One could argue that it is admirable and indicative of significant social progress that Israel wants to be perceived as gay-friendly, as that is not a distinction any country sought until recently, let alone a country so driven by religious dogma. But we must remember that a veneer of tolerance is not the same thing as true acceptance. Real progress is more important than public perception. When groups like AIPAC and StandWithUS focus their energy on improving the perception of Israel as a queer-friendly country, rather than working to increase LGBTQ acceptance in Israel, they exploit LGBTQ Israelis for their own agenda, while also draining resources that could otherwise be used to make change on the ground in Israel.
Not only does pinkwashing undermine the actual movement for LGBTQ acceptance in Israel by exploiting LGBTQ people and shifting the focus from progress to perception, but it also hides the sinister fact that Israel’s military and intelligence forces target, blackmail, and threaten queer Palestinians.
Israel’s intelligence services consistently blackmail gay Palestinian men, threatening to out them unless they agree to become informants. On the one hand, collaboration with Israel in Palestinian society is punishable by death or imprisonment; on the other hand, being outed puts Palestinian men at risk of violence or death. If Israel is truly horrified by the persecution of queer Palestinians, why would Israeli security services threaten to expose Palestinians to such danger? But they do. In fact, such efforts by the Israeli intelligence are so common that there is an Arabic term for blackmail of this nature, isqat, إسقاط, meaning to trip someone. While pinkwashing would have outsiders believe that queer Arabs are threatened by their own governments and families, it is often Israel itself which puts them in danger.
No matter how many pride flags may hang in the streets of Tel Aviv, if Israel continues exploiting queer Palestinians’ vulnerabilities, it demonstrates a willingness to harm LGBTQ people based on their sexuality. We who care about pluralism, acceptance, and peace within Israeli and Palestinian society must fight pinkwashing with the same ardor with which we celebrate the strides LGBTQ Israelis have made.
The famous Jewish poet Emma Lazarus wrote: “Until we are all free, we are none of us free.” Until all queer people are able to live in safety as their full selves, there is no true liberation for those who already do.
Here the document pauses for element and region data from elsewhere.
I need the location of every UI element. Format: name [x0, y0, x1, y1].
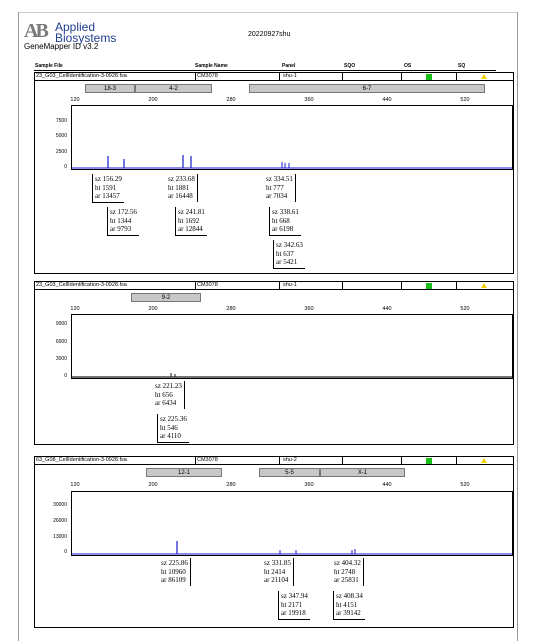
electropherogram-plot[interactable]: [71, 314, 513, 379]
peak-label: sz 156.29 ht 1591 ar 13457: [92, 174, 124, 203]
x-tick-label: 120: [70, 482, 80, 488]
x-tick-label: 520: [460, 97, 470, 103]
sample-file: 23_G03_CellIdentification-3-0928.fsa: [36, 282, 127, 288]
peak-label: sz 404.32 ht 2748 ar 25831: [332, 558, 364, 586]
peak-label: sz 347.94 ht 2171 ar 19918: [278, 591, 310, 620]
col-sample-name: Sample Name: [195, 63, 228, 69]
x-tick-label: 200: [148, 482, 158, 488]
document-title: 20220927shu: [248, 31, 291, 38]
col-sqo: SQO: [344, 63, 356, 69]
column-header-row: Sample File Sample Name Panel SQO OS SQ: [34, 63, 496, 71]
peak-label: sz 172.56 ht 1344 ar 9793: [107, 207, 139, 236]
y-tick-label: 6000: [55, 339, 67, 345]
ab-logo-mark: AB: [24, 20, 49, 42]
peak-label: sz 241.81 ht 1692 ar 12844: [175, 207, 207, 236]
y-tick-label: 9000: [55, 321, 67, 327]
y-tick-label: 13000: [53, 534, 67, 540]
os-status-icon: [426, 74, 432, 80]
os-status-icon: [426, 458, 432, 464]
electropherogram-plot[interactable]: [71, 491, 513, 556]
y-tick-label: 0: [64, 373, 67, 379]
x-tick-label: 200: [148, 97, 158, 103]
peak-label: sz 334.51 ht 777 ar 7034: [264, 174, 296, 202]
sample-row: 23_G03_CellIdentification-3-0928.fsa CM3…: [35, 73, 513, 81]
peak-label: sz 342.63 ht 637 ar 5421: [273, 240, 305, 269]
bin-marker[interactable]: 18-3: [85, 84, 135, 93]
x-tick-label: 280: [226, 482, 236, 488]
y-tick-label: 3000: [55, 356, 67, 362]
bin-marker[interactable]: 5-5: [259, 468, 320, 477]
x-tick-label: 440: [382, 482, 392, 488]
x-tick-label: 200: [148, 306, 158, 312]
sample-name: CM3078: [197, 73, 218, 79]
panel-name: shu-1: [283, 282, 297, 288]
sq-warning-icon: [481, 283, 487, 288]
sq-warning-icon: [481, 458, 487, 463]
col-sq: SQ: [458, 63, 466, 69]
bin-marker[interactable]: 9-2: [131, 293, 201, 302]
peak-label: sz 225.86 ht 10960 ar 86109: [159, 558, 191, 586]
x-tick-label: 440: [382, 306, 392, 312]
sq-warning-icon: [481, 74, 487, 79]
bin-marker[interactable]: 6-7: [249, 84, 485, 93]
col-sample-file: Sample File: [35, 63, 63, 69]
bin-marker[interactable]: 12-1: [146, 468, 222, 477]
electropherogram-plot[interactable]: [71, 105, 513, 170]
peak-label: sz 233.68 ht 1881 ar 16448: [166, 174, 198, 202]
sample-file: 63_G08_CellIdentification-3-0928.fsa: [36, 457, 127, 463]
peak-label: sz 225.36 ht 546 ar 4110: [157, 414, 189, 443]
sample-row: 23_G03_CellIdentification-3-0928.fsa CM3…: [35, 282, 513, 290]
app-name: GeneMapper ID v3.2: [24, 42, 99, 51]
panel-name: shu-1: [283, 73, 297, 79]
y-tick-label: 7500: [55, 118, 67, 124]
peak-label: sz 338.61 ht 668 ar 6198: [269, 207, 301, 236]
y-tick-label: 5000: [55, 133, 67, 139]
x-tick-label: 120: [70, 306, 80, 312]
x-tick-label: 360: [304, 97, 314, 103]
x-tick-label: 360: [304, 482, 314, 488]
y-tick-label: 26000: [53, 518, 67, 524]
peak-label: sz 331.85 ht 2414 ar 21104: [262, 558, 294, 586]
peak-label: sz 408.34 ht 4151 ar 39142: [333, 591, 365, 620]
panel-name: shu-2: [283, 457, 297, 463]
y-tick-label: 39000: [53, 502, 67, 508]
bin-marker[interactable]: 4-2: [135, 84, 212, 93]
x-tick-label: 440: [382, 97, 392, 103]
y-tick-label: 0: [64, 164, 67, 170]
sample-file: 23_G03_CellIdentification-3-0928.fsa: [36, 73, 127, 79]
electropherogram-panel-1: 23_G03_CellIdentification-3-0928.fsa CM3…: [34, 72, 514, 274]
col-os: OS: [404, 63, 412, 69]
sample-name: CM3078: [197, 282, 218, 288]
x-tick-label: 280: [226, 306, 236, 312]
bin-marker[interactable]: X-1: [320, 468, 405, 477]
sample-name: CM3078: [197, 457, 218, 463]
electropherogram-panel-2: 23_G03_CellIdentification-3-0928.fsa CM3…: [34, 281, 514, 445]
electropherogram-panel-3: 63_G08_CellIdentification-3-0928.fsa CM3…: [34, 456, 514, 628]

And, until all Palestinians live in freedom and dignity, we must continue to fight for them, because that is how we all become free. So long as there is an occupation, we are not free.
I am proud to work for Americans for Peace Now, opposing the Israeli occupation. Among other things, our work to combat the occupation will ensure that all Palestinians – queer and straight – can one day achieve the freedom they deserve. So too am I proud to advocate against pinkwashing, because it is antithetical to the fight for LGBTQ rights for both Israelis and Palestinians. Pinkwashing is exploitative of queer Israelis and a tool of the occupation which harms Palestinians. The tactics of pinkwashing used by “pro-Israel” organizations are not hallmarks of the progress Israel has made toward LGBTQ acceptance, but rather a corruption of that progress. This year, as Pride Month draws to a close, I invite you to join me in celebrating Israeli society’s embrace of LGBTQ Jews while also remembering that we cannot rest until everyone has that same freedom. I invite you to join me in the fight against the occupation, because Israel will not have queer liberation until it is ended.